So what shall I blog about? Let’s think possibilities.
Spain. I live near Madrid. Madrid, Spain, European Union. I’ve been here since October of 2003, this time. Previously I’d lived here for a total of six years. Or so, off and on from 1988 to 1997. That means I am fluent in Spanish, comfortable with the people and customs of Spain, familiar with its wines, cheeses, nightlife, public transport and terrorism.
Along the same lines, those being places I’ve lived where Spanish is spoken: Mexico, Panama, and Nicaragua. Very much enjoyed all of them.
All fit in with the transitory state of my existence.
Expat life. There are many sites dedicated to those who live outside their country, so I don’t see too much sense in talking about it here. Though of course it will be to some degree inevitable as I am an expat. With all the concurring experience, having children abroad, travelling with babies and pets, schools, life’s day-to-day problems, a mixed nationality marriage and divorce, papers, passports, and airplanes. But I’m so familiar with Spain it has become a second home. Here I do not live an expat life in the true sense. Though I do not plan to stay.

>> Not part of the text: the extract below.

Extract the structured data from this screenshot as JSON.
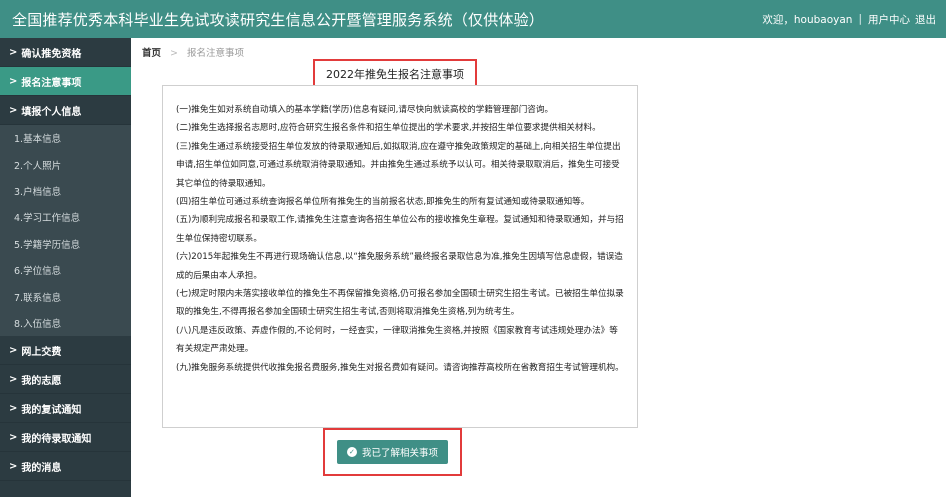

Teaching small children in a second language. That’s a big title. But that’s what I did from mid-January to Late June of this year, and what I expect to be doing starting next week. Supposing I still have a job, and a new contract. I was reluctant to take the job last January, 17 five-year-olds, all Spanish, who had to be taught to read in English. Taught everything in English, I was not allowed to speak to them in Spanish at all. That was the first rule I broke, of course. Try explaining crime and punishment, good behaviour and reward, not to mention addition subtraction phonetics and the meaning of life, to questionsome five-year-old boys and girls. I’m not saying it can’t work, in ideal conditions. Though after being in the middle of it, I think immersion programs are inferior to a good bilingual education system, where the children spend half the day with one teacher in their native tongue and the other half with another teacher in the language to be learned.

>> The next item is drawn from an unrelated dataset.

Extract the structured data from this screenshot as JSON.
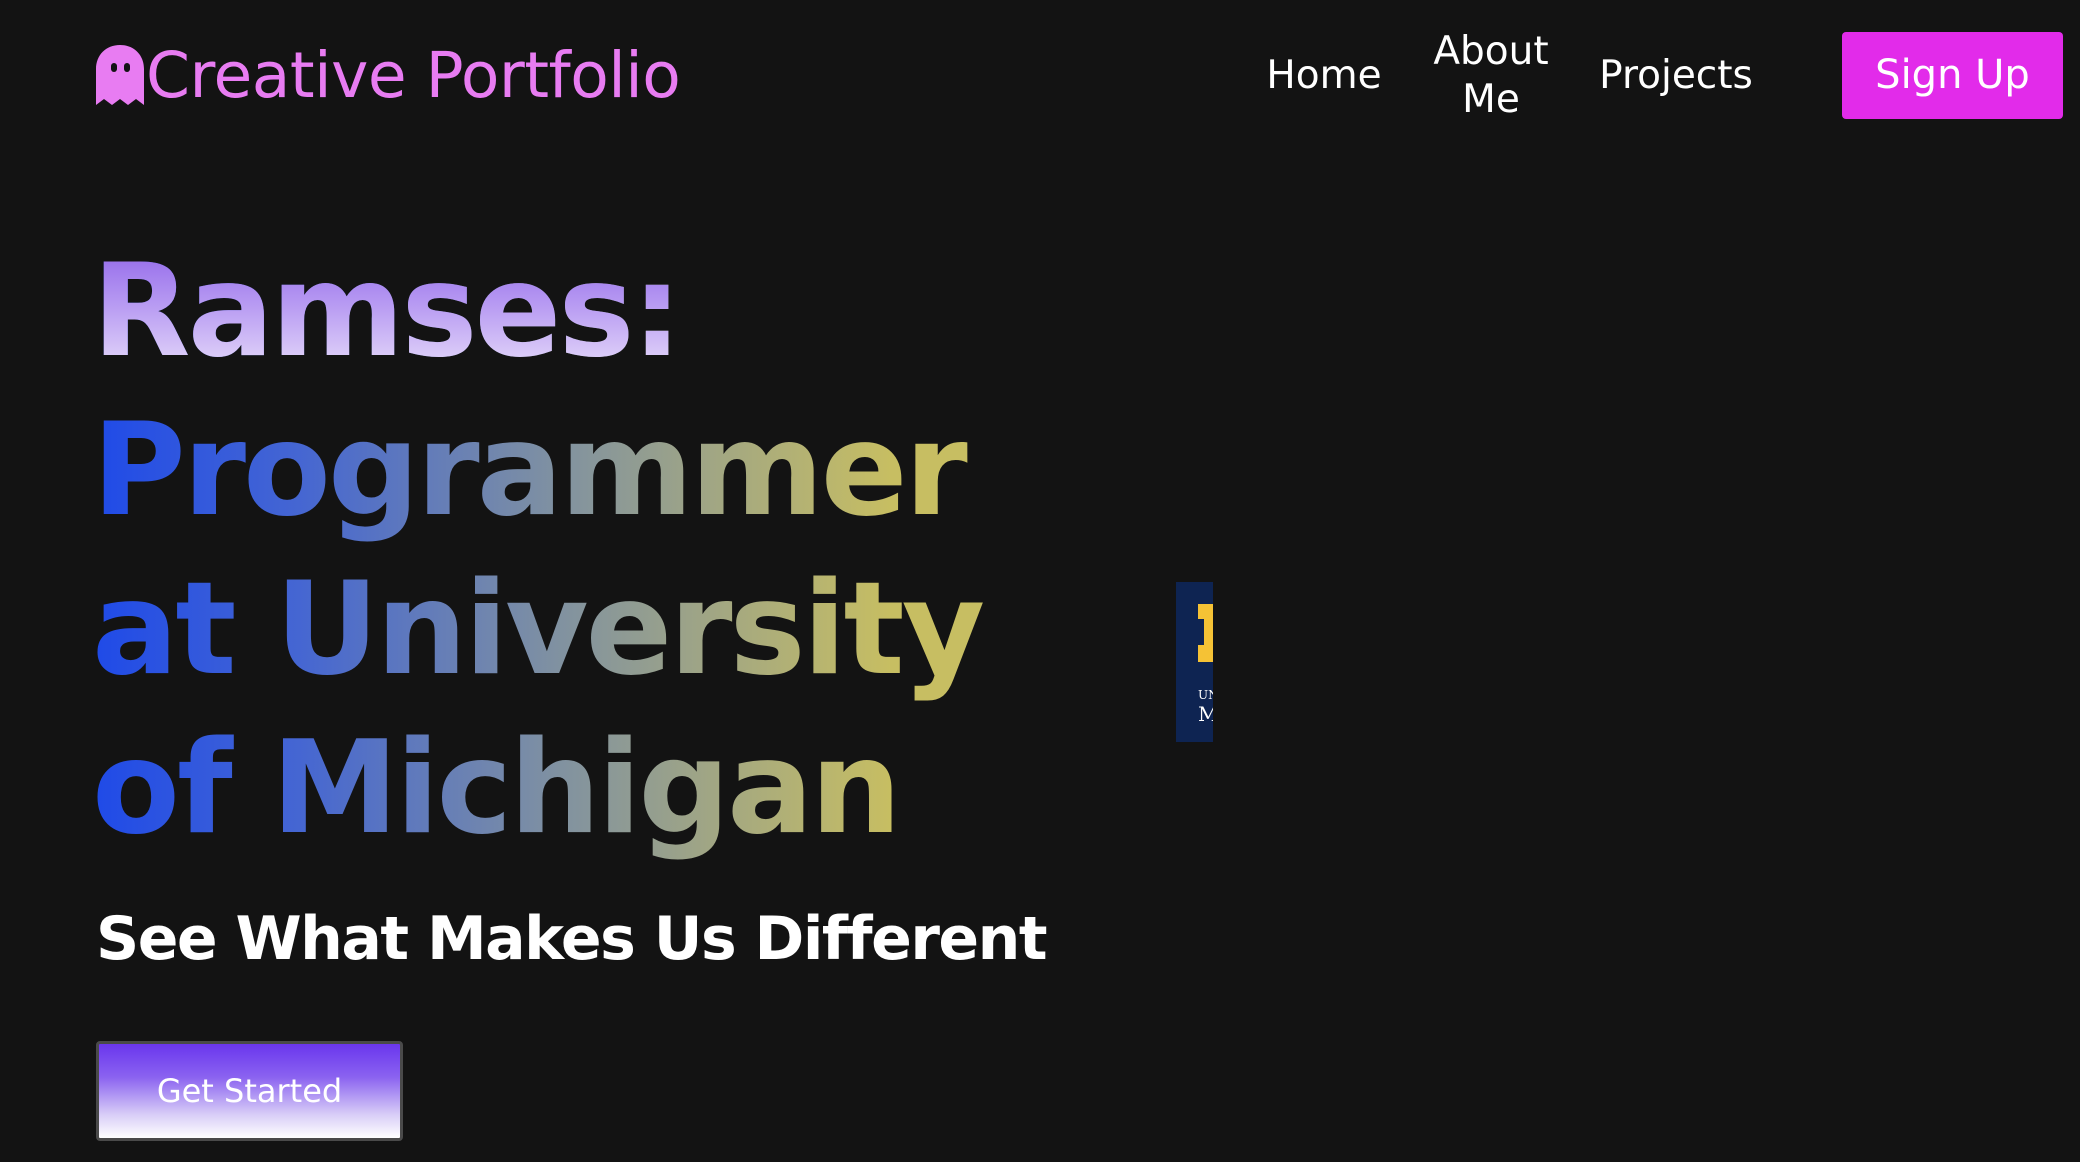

Horses. For most of my life horses were the pivotal point of my existence. I grew up riding and showing Morgans. Here in Spain I galloped, owned, trained and raced Thoroughbreds as an amateur for four years, primarily in Madrid’s Hipodromo de la Zarzuela. I galloped at the track in Mexico City—Hipodromo de las Americas, it was closed when I was there. I galloped at the Hipodromo Presidente Remon in Panama, then when I had my first child, bought a colt there, sold not because he had broken down but because he was unridable. I shipped that horse to Nicaragua and got to know the countryside around Managua from his back.
Writing. I am a writer, but I haven’t yet been willing to make the plunge into attempted publishing. Being a writer I should probably have started a blog years ago, but when I am writing I sure as hell won’t be blogging. I’ve been writing much of the last several years, and will be again soon, I hope. So probably not likely to talk about it here. Plenty of beautiful blogs out there by authors who know how to set up a nice site. I’ll link to them too when I know how.
Reading. Could talk about it, but I get any of that out of my system (along with the talking about writing) at www.readerville.com
I am sure I’ll find plenty of other things to talk about if I keep up with this. Probably teaching will be the main topic at first, since I’ll be doing it soon enough.